An early win was findProject is very slow. We optimised this by adding an already lowered and a hashed form of the name to the prj at creation time, then comparing against those. This way string comparison only occurs if a hash comparison already succeeded, and it doesn't have to bother lowing the string constantly
Nice find. It might be worth spinning this specific optimization off to its own issue or PR so it can be acted on separately from this discussion.
If I'm reading correctly, does this create a fcfg for every file, for every configuration? If right this is likely a root of our problem
You are right, and nonsense like this is exactly what I'm trying to address with premake-next. I personally don't see a way to fix it without an overhaul of all of the configuration handling internals. Open to ideas and incremental improvements though.
@starkos I'll start experimenting over the next couple of months. As long as things are just expecting fcfgs being passed as function args, and not specifically looking at prj._.files all over, I have a few ideas. I'll get back to you if any of them work!
reviving this old thread 🙄
in my case it seems that the bottleneck is that we have a lot of filters that apply to certain configurations mostly at project level
but each fileconfig will context.copyFilters(fcfg, prj) which means that for each file we will try to match mostly useless filters
is there a way add only filters that could affect files here instead of adding them all ?
Off the top of my head I could think of
language (?)
`filter {"files:" ... }
Are there any other filters that could affect files ?
Upon further inspection, compared to a previous version that i was using 🙄 where we were calling configset.compile 3 times per file, Now It seems we are calling configset.compile 6 times per file
for a root, for solution, for project (?) twice
In oven.bakeFiles
local function addFile(fname, i)
-- If this is the first time I've seen this file, start a new
-- file configuration for it.

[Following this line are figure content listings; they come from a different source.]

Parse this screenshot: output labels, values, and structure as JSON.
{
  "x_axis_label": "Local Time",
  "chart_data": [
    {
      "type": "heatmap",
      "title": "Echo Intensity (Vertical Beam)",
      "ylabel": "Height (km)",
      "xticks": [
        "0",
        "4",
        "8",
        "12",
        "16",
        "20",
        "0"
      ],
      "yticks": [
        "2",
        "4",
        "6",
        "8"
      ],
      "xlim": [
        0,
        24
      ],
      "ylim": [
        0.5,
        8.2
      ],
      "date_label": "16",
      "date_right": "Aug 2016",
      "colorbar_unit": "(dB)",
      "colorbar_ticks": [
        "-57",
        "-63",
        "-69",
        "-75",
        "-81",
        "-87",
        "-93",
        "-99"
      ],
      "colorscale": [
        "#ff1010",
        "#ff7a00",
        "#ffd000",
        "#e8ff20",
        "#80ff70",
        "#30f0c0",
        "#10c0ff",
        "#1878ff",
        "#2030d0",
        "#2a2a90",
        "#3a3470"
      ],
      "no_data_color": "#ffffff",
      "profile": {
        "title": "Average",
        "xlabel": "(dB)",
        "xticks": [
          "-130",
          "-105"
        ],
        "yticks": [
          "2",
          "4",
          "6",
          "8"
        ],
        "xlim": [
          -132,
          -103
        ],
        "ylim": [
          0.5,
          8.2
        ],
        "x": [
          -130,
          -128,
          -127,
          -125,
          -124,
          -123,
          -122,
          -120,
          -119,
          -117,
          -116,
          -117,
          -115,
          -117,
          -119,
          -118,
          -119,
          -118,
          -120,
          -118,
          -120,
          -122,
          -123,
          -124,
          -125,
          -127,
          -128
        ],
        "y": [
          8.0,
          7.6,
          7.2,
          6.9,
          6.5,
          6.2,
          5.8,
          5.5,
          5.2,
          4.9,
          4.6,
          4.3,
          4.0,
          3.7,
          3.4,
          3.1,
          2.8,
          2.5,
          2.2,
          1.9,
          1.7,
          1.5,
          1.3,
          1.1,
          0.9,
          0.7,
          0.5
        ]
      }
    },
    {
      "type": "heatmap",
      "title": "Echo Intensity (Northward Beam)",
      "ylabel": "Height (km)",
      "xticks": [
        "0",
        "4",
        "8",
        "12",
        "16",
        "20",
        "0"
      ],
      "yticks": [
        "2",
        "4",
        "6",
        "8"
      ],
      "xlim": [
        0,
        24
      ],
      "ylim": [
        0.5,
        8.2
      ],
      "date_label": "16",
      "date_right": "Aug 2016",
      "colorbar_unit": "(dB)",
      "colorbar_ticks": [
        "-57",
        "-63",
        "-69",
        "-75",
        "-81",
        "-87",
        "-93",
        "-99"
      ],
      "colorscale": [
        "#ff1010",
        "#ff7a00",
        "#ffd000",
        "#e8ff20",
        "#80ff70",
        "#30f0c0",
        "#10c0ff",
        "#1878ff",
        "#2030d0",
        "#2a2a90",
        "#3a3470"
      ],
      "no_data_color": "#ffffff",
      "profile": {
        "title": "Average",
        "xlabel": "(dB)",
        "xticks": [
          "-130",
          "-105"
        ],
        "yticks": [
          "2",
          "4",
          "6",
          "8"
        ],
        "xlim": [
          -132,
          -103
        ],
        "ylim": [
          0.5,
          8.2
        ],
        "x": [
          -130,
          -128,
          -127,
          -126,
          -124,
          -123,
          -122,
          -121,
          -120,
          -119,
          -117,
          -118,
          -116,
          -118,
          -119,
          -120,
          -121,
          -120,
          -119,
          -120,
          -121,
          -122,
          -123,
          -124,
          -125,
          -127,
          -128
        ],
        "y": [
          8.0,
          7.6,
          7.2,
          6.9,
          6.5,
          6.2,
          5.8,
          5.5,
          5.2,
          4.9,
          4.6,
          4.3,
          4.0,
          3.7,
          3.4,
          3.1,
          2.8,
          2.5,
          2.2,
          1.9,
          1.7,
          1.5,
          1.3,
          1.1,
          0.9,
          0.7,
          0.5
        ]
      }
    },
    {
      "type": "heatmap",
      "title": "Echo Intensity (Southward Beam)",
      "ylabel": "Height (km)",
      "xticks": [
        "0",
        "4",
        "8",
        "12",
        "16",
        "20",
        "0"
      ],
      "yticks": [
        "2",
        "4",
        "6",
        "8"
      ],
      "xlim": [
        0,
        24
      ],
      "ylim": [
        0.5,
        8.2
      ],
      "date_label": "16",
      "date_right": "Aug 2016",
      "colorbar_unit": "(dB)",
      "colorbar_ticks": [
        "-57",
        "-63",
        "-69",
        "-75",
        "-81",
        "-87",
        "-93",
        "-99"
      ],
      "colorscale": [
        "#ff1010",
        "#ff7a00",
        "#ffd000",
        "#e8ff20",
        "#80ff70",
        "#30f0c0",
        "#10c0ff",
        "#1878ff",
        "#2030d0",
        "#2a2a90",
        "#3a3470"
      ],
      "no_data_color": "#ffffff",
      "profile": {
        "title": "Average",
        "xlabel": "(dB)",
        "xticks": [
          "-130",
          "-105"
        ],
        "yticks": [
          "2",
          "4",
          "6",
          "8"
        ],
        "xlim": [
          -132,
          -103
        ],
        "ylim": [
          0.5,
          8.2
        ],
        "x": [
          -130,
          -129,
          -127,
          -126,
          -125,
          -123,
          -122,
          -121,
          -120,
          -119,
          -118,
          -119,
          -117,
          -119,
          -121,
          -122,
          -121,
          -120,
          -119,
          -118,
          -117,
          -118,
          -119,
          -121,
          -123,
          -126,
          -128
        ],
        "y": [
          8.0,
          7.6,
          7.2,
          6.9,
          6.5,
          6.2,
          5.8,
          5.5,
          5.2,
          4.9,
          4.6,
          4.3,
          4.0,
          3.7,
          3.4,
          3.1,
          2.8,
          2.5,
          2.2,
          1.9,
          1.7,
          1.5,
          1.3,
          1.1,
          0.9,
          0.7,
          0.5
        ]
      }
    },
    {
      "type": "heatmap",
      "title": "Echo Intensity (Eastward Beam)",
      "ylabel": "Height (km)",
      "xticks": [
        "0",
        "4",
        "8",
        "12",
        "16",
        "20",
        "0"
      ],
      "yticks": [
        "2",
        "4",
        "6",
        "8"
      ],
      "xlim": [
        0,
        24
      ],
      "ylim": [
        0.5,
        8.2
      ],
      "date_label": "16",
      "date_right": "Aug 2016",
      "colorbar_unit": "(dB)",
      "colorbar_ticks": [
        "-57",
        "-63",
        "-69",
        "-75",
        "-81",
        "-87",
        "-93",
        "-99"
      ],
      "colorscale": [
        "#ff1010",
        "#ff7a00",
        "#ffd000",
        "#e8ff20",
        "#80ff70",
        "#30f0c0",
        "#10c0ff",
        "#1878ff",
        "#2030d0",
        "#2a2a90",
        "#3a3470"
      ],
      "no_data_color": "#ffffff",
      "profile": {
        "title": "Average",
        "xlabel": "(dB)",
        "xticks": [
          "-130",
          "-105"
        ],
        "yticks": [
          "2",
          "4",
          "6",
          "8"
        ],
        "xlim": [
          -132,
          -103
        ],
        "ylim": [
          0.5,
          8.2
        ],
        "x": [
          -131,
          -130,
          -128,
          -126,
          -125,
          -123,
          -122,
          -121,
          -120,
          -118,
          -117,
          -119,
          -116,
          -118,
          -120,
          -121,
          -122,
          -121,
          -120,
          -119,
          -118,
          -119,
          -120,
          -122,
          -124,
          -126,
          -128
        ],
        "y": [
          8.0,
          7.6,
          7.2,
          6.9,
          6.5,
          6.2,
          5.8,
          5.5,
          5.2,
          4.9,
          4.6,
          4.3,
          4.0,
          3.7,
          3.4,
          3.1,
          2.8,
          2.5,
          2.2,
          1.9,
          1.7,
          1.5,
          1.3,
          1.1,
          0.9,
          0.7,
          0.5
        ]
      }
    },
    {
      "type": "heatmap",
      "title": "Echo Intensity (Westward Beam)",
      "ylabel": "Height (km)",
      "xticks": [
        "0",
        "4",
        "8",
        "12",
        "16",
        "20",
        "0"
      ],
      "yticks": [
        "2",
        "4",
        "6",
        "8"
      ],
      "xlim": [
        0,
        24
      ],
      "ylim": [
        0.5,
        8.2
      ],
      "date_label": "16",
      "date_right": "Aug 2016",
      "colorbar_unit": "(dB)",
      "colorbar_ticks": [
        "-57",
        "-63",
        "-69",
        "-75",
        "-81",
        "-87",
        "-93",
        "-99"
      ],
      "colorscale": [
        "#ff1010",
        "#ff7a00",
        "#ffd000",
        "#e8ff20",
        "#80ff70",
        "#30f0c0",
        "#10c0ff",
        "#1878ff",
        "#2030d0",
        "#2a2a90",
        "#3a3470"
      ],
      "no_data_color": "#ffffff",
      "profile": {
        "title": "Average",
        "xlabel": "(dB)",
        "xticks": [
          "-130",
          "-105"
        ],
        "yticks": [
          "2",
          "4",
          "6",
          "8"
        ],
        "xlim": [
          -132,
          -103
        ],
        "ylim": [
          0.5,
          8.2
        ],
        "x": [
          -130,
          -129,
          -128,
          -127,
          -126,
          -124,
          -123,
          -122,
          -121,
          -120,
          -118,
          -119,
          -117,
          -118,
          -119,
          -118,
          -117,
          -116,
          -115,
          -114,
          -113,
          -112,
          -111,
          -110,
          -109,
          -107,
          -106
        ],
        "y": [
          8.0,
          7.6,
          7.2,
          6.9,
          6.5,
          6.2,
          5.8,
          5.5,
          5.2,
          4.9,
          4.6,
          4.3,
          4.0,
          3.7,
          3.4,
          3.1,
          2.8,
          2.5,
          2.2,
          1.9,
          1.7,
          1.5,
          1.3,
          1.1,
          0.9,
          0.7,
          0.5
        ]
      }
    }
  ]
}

Track both by key for quick lookups
-- and indexed for ordered iteration.
local fcfg = files[fname]
if not fcfg then
fcfg = p.fileconfig.new(fname, prj) ---->>>> this calls context compile
fcfg.order = i
files[fname] = fcfg
table.insert(files, fcfg)
end
p.fileconfig.addconfig(fcfg, cfg) ---->>>>> this ALSO calls context compile
end
table.foreachi(cfg.files, addFile)
this seems to have been introduced by @tvandijck in commit 32885d1673b50194ad7137261634775d772a4534
further investigation into configset.compile
if abspath and block._basedir and block._basedir ~= basedir then
basedir = block._basedir
filter.files = path.getrelative(basedir, abspath)
end
if criteria.matches(block._criteria, filter) then
table.insert(result.blocks, block)
end
40% of the time is spent on this code
about 20% on path.gerelative
and the rest of 20% of the criteria.matches test
it seems that on windows the block._basedir is made ::tolower in addFilter is some blocks but not in others ?
Adding a print for block._basedir <==> basedir in the above block that makes the files relative, results in
C:/Work/**** <==> c:/work/*****
c:/work/**** <==> C:/Work/*****
Actual filenames are omitted for brevity :) Questions is do we still need to make the basedir to lower @starkos ? or are some other places where we are missing a tolower ? Also would tolower cause issues with case sensitive filesystems ?
after even further investigation it seems this problem comes from the export plugin
block._basedir = block.basedir
making that tolower reduces the cost of path.getrelative